Nationally-renowned professional photographer Rachael Smith, from Stamford, releases debut book 'London Shopfronts'
A professional photographer has spent an eventful year capturing iconic London shops for her debut book.
Rachael Smith, from Stamford, has collaborated with writer Emma J Page to create ‘London Shopfronts’ a photographic book on some of the capital's most iconic stores.
The book took a year to shoot, fitted around her other work as an interiors and portrait photographer, and is already proving popular.
It has earned coverage in London listings and events bible Time Out and sold 1,200 copies within a week of its release.
Seeing her name on a book sleeve realises a long-held ambition.
"It's something that's been on my bucket list for ages - it means a lot," she said.
"When you hold a book in your hand, it makes you realise that all that hard work and all that time was worth it."
Rachael moved to Stamford on an impulse 13 years ago and lives here with her husband Adrian and nine-year-old son Henry, following 15 years in London.
Her break in photography came when she was chosen to feature in an early fly-on-the-wall TV documentary which raised her profile.
She has gone on to have a successful 22-year freelance career, working with the UK’s leading national newspaper supplements and luxury lifestyle magazines, earning commissions to shoot all over the world, from New York to New Zealand.
As well as showcasing impressive architecture and iconic facades, her book is also part-cultural history.
Places featured include Pellicci’s cafe, an apparent haunt of notorious gangsters Ronnie and Reggie Kray, while Broadway Hair Stylist was where a young Rod Stewart went for a trim.
Yet while Rachael and Emma were busy documenting their past, telling their future is a different story.
"It was a photographer's dream because you are recording history," she added.
"It's a celebration of independent shops, but in 20 years we don't know which of those shops will still be there.
"We don't know what's going to happen to them because of big online companies.
"When you click a button for a massive company you are depriving these small businesses that look after you in their shops.
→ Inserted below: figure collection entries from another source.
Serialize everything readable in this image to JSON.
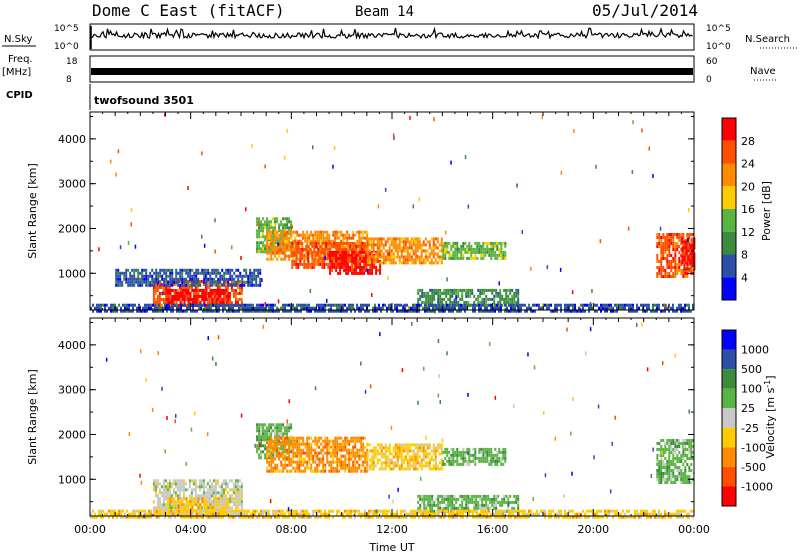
{
  "header": {
    "title": "Dome C East (fitACF)",
    "beam": "Beam 14",
    "date": "05/Jul/2014"
  },
  "top_panels": {
    "nsky_label": "N.Sky",
    "nsky_ticks": [
      "10^5",
      "10^0"
    ],
    "nsearch_label": "N.Search",
    "nsearch_ticks": [
      "10^5",
      "10^0"
    ],
    "freq_label_line1": "Freq.",
    "freq_label_line2": "[MHz]",
    "freq_ticks": [
      "18",
      "8"
    ],
    "nave_label": "Nave",
    "nave_ticks": [
      "60",
      "0"
    ],
    "cpid_label": "CPID",
    "cpid_value": "twofsound 3501"
  },
  "colors": {
    "power": [
      "#0000ff",
      "#2c4fa8",
      "#3c8a3c",
      "#5ab441",
      "#ffcc00",
      "#ff8c00",
      "#ff5000",
      "#ff0000"
    ],
    "velocity": [
      "#0000ff",
      "#2c4fa8",
      "#3c8a3c",
      "#5ab441",
      "#c8c8c8",
      "#ffcc00",
      "#ff8c00",
      "#ff5000",
      "#ff0000"
    ]
  },
  "chart_data": [
    {
      "type": "heatmap",
      "title": "",
      "xlabel": "",
      "ylabel": "Slant Range [km]",
      "x_ticks": [
        "00:00",
        "04:00",
        "08:00",
        "12:00",
        "16:00",
        "20:00",
        "00:00"
      ],
      "xlim": [
        0,
        24
      ],
      "y_ticks": [
        "4000",
        "3000",
        "2000",
        "1000"
      ],
      "ylim": [
        180,
        4600
      ],
      "colorbar_label": "Power [dB]",
      "colorbar_ticks": [
        "28",
        "24",
        "20",
        "16",
        "12",
        "8",
        "4"
      ],
      "color_levels": [
        0,
        4,
        8,
        12,
        16,
        20,
        24,
        28,
        32
      ],
      "regions": [
        {
          "t0": 6.6,
          "t1": 8.0,
          "r0": 1500,
          "r1": 2250,
          "level": 3
        },
        {
          "t0": 7.0,
          "t1": 11.0,
          "r0": 1300,
          "r1": 1950,
          "level": 5
        },
        {
          "t0": 8.0,
          "t1": 11.0,
          "r0": 1100,
          "r1": 1700,
          "level": 6
        },
        {
          "t0": 9.5,
          "t1": 11.5,
          "r0": 1000,
          "r1": 1500,
          "level": 7
        },
        {
          "t0": 11.0,
          "t1": 14.0,
          "r0": 1200,
          "r1": 1800,
          "level": 5
        },
        {
          "t0": 14.0,
          "t1": 16.5,
          "r0": 1300,
          "r1": 1700,
          "level": 3
        },
        {
          "t0": 2.5,
          "t1": 6.0,
          "r0": 300,
          "r1": 850,
          "level": 6
        },
        {
          "t0": 3.0,
          "t1": 5.5,
          "r0": 250,
          "r1": 650,
          "level": 7
        },
        {
          "t0": 1.0,
          "t1": 6.8,
          "r0": 750,
          "r1": 1100,
          "level": 1
        },
        {
          "t0": 13.0,
          "t1": 17.0,
          "r0": 300,
          "r1": 650,
          "level": 2
        },
        {
          "t0": 22.5,
          "t1": 24.0,
          "r0": 900,
          "r1": 1900,
          "level": 6
        },
        {
          "t0": 23.5,
          "t1": 24.0,
          "r0": 1100,
          "r1": 1800,
          "level": 7
        },
        {
          "t0": 0.0,
          "t1": 24.0,
          "r0": 180,
          "r1": 320,
          "level": 1
        }
      ]
    },
    {
      "type": "heatmap",
      "title": "",
      "xlabel": "Time UT",
      "ylabel": "Slant Range [km]",
      "x_ticks": [
        "00:00",
        "04:00",
        "08:00",
        "12:00",
        "16:00",
        "20:00",
        "00:00"
      ],
      "xlim": [
        0,
        24
      ],
      "y_ticks": [
        "4000",
        "3000",
        "2000",
        "1000"
      ],
      "ylim": [
        180,
        4600
      ],
      "colorbar_label": "Velocity [m s",
      "colorbar_label_sup": "-1",
      "colorbar_label_end": "]",
      "colorbar_ticks": [
        "1000",
        "500",
        "100",
        "25",
        "-25",
        "-100",
        "-500",
        "-1000"
      ],
      "regions": [
        {
          "t0": 6.6,
          "t1": 8.0,
          "r0": 1500,
          "r1": 2250,
          "level": 3
        },
        {
          "t0": 7.0,
          "t1": 11.0,
          "r0": 1200,
          "r1": 1950,
          "level": 6
        },
        {
          "t0": 11.0,
          "t1": 14.0,
          "r0": 1200,
          "r1": 1800,
          "level": 5
        },
        {
          "t0": 14.0,
          "t1": 16.5,
          "r0": 1300,
          "r1": 1700,
          "level": 3
        },
        {
          "t0": 2.5,
          "t1": 6.0,
          "r0": 250,
          "r1": 1000,
          "level": 4
        },
        {
          "t0": 3.0,
          "t1": 5.5,
          "r0": 250,
          "r1": 600,
          "level": 5
        },
        {
          "t0": 13.0,
          "t1": 17.0,
          "r0": 300,
          "r1": 650,
          "level": 3
        },
        {
          "t0": 22.5,
          "t1": 24.0,
          "r0": 900,
          "r1": 1900,
          "level": 3
        },
        {
          "t0": 0.0,
          "t1": 24.0,
          "r0": 180,
          "r1": 320,
          "level": 5
        }
      ]
    }
  ]
}
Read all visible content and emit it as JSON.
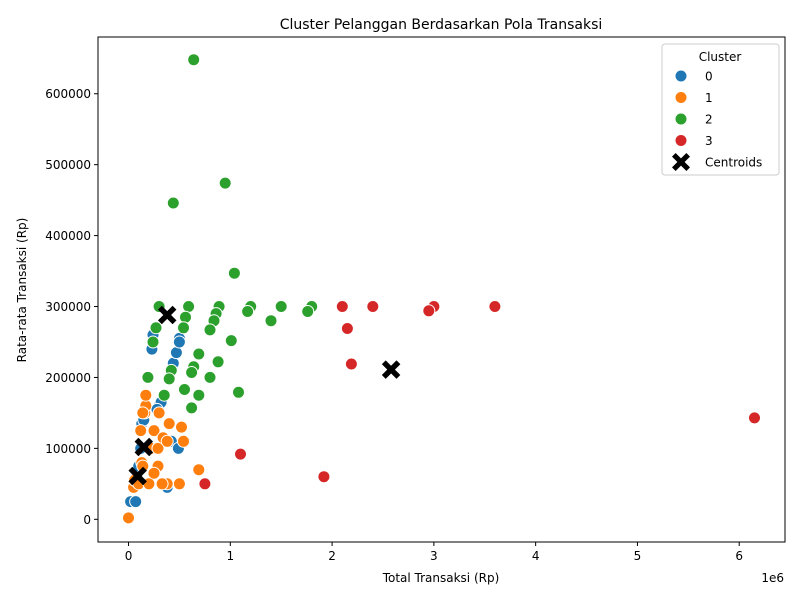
{
  "chart_data": {
    "type": "scatter",
    "title": "Cluster Pelanggan Berdasarkan Pola Transaksi",
    "xlabel": "Total Transaksi (Rp)",
    "ylabel": "Rata-rata Transaksi (Rp)",
    "x_scale_label": "1e6",
    "x_tick_scale": 1000000,
    "xlim": [
      -300000,
      6450000
    ],
    "ylim": [
      -32000,
      680000
    ],
    "xticks": [
      0,
      1000000,
      2000000,
      3000000,
      4000000,
      5000000,
      6000000
    ],
    "xtick_labels": [
      "0",
      "1",
      "2",
      "3",
      "4",
      "5",
      "6"
    ],
    "yticks": [
      0,
      100000,
      200000,
      300000,
      400000,
      500000,
      600000
    ],
    "ytick_labels": [
      "0",
      "100000",
      "200000",
      "300000",
      "400000",
      "500000",
      "600000"
    ],
    "grid": false,
    "legend": {
      "title": "Cluster",
      "position": "top-right"
    },
    "series": [
      {
        "name": "0",
        "color": "#1f77b4",
        "points": [
          [
            20000,
            25000
          ],
          [
            70000,
            25000
          ],
          [
            50000,
            45000
          ],
          [
            80000,
            60000
          ],
          [
            100000,
            75000
          ],
          [
            120000,
            100000
          ],
          [
            130000,
            135000
          ],
          [
            150000,
            140000
          ],
          [
            380000,
            45000
          ],
          [
            420000,
            110000
          ],
          [
            490000,
            100000
          ],
          [
            550000,
            110000
          ],
          [
            300000,
            160000
          ],
          [
            320000,
            165000
          ],
          [
            440000,
            220000
          ],
          [
            470000,
            235000
          ],
          [
            230000,
            240000
          ],
          [
            500000,
            255000
          ],
          [
            240000,
            260000
          ],
          [
            280000,
            155000
          ],
          [
            500000,
            250000
          ]
        ]
      },
      {
        "name": "1",
        "color": "#ff7f0e",
        "points": [
          [
            0,
            2000
          ],
          [
            50000,
            45000
          ],
          [
            60000,
            55000
          ],
          [
            100000,
            50000
          ],
          [
            130000,
            80000
          ],
          [
            140000,
            75000
          ],
          [
            120000,
            125000
          ],
          [
            160000,
            150000
          ],
          [
            170000,
            160000
          ],
          [
            170000,
            175000
          ],
          [
            200000,
            50000
          ],
          [
            220000,
            100000
          ],
          [
            250000,
            125000
          ],
          [
            290000,
            100000
          ],
          [
            290000,
            75000
          ],
          [
            300000,
            150000
          ],
          [
            340000,
            115000
          ],
          [
            380000,
            110000
          ],
          [
            400000,
            135000
          ],
          [
            380000,
            50000
          ],
          [
            500000,
            50000
          ],
          [
            520000,
            130000
          ],
          [
            540000,
            110000
          ],
          [
            690000,
            70000
          ],
          [
            140000,
            150000
          ],
          [
            330000,
            50000
          ],
          [
            250000,
            65000
          ]
        ]
      },
      {
        "name": "2",
        "color": "#2ca02c",
        "points": [
          [
            640000,
            648000
          ],
          [
            950000,
            474000
          ],
          [
            440000,
            446000
          ],
          [
            1040000,
            347000
          ],
          [
            300000,
            300000
          ],
          [
            590000,
            300000
          ],
          [
            890000,
            300000
          ],
          [
            1200000,
            300000
          ],
          [
            1500000,
            300000
          ],
          [
            1800000,
            300000
          ],
          [
            1170000,
            293000
          ],
          [
            1760000,
            293000
          ],
          [
            860000,
            290000
          ],
          [
            840000,
            280000
          ],
          [
            560000,
            285000
          ],
          [
            1400000,
            280000
          ],
          [
            270000,
            270000
          ],
          [
            540000,
            270000
          ],
          [
            800000,
            267000
          ],
          [
            1010000,
            252000
          ],
          [
            240000,
            250000
          ],
          [
            690000,
            233000
          ],
          [
            880000,
            222000
          ],
          [
            640000,
            215000
          ],
          [
            620000,
            207000
          ],
          [
            420000,
            210000
          ],
          [
            400000,
            198000
          ],
          [
            800000,
            200000
          ],
          [
            190000,
            200000
          ],
          [
            550000,
            183000
          ],
          [
            1080000,
            179000
          ],
          [
            690000,
            175000
          ],
          [
            350000,
            175000
          ],
          [
            620000,
            157000
          ]
        ]
      },
      {
        "name": "3",
        "color": "#d62728",
        "points": [
          [
            2100000,
            300000
          ],
          [
            2400000,
            300000
          ],
          [
            3000000,
            300000
          ],
          [
            3600000,
            300000
          ],
          [
            2950000,
            294000
          ],
          [
            2150000,
            269000
          ],
          [
            2190000,
            219000
          ],
          [
            6150000,
            143000
          ],
          [
            1100000,
            92000
          ],
          [
            1920000,
            60000
          ],
          [
            750000,
            50000
          ]
        ]
      }
    ],
    "centroids": {
      "name": "Centroids",
      "color": "#000000",
      "points": [
        [
          380000,
          288000
        ],
        [
          2580000,
          211000
        ],
        [
          150000,
          102000
        ],
        [
          90000,
          61000
        ]
      ]
    }
  }
}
It applies right here in Stamford, too"
Rachael also had to lean on a range of skills away from the camera lens during production.
"I was half-traffic warden, half-photographer," she explained.
"People would park in front of the shops so I became good at negotiating with them to move.
"I would also call friends in London before I set off to check the weather was okay, but by the time I got there it would be raining and you can't shoot when it's raining.
"We were also doing it in the middle of lockdown so it was tricky trying to get the shots because some of the shops were closed."
‘London Shop Fronts’ (Hoxton Mini Press) is available at £22.95 from all good bookshops and Amazon.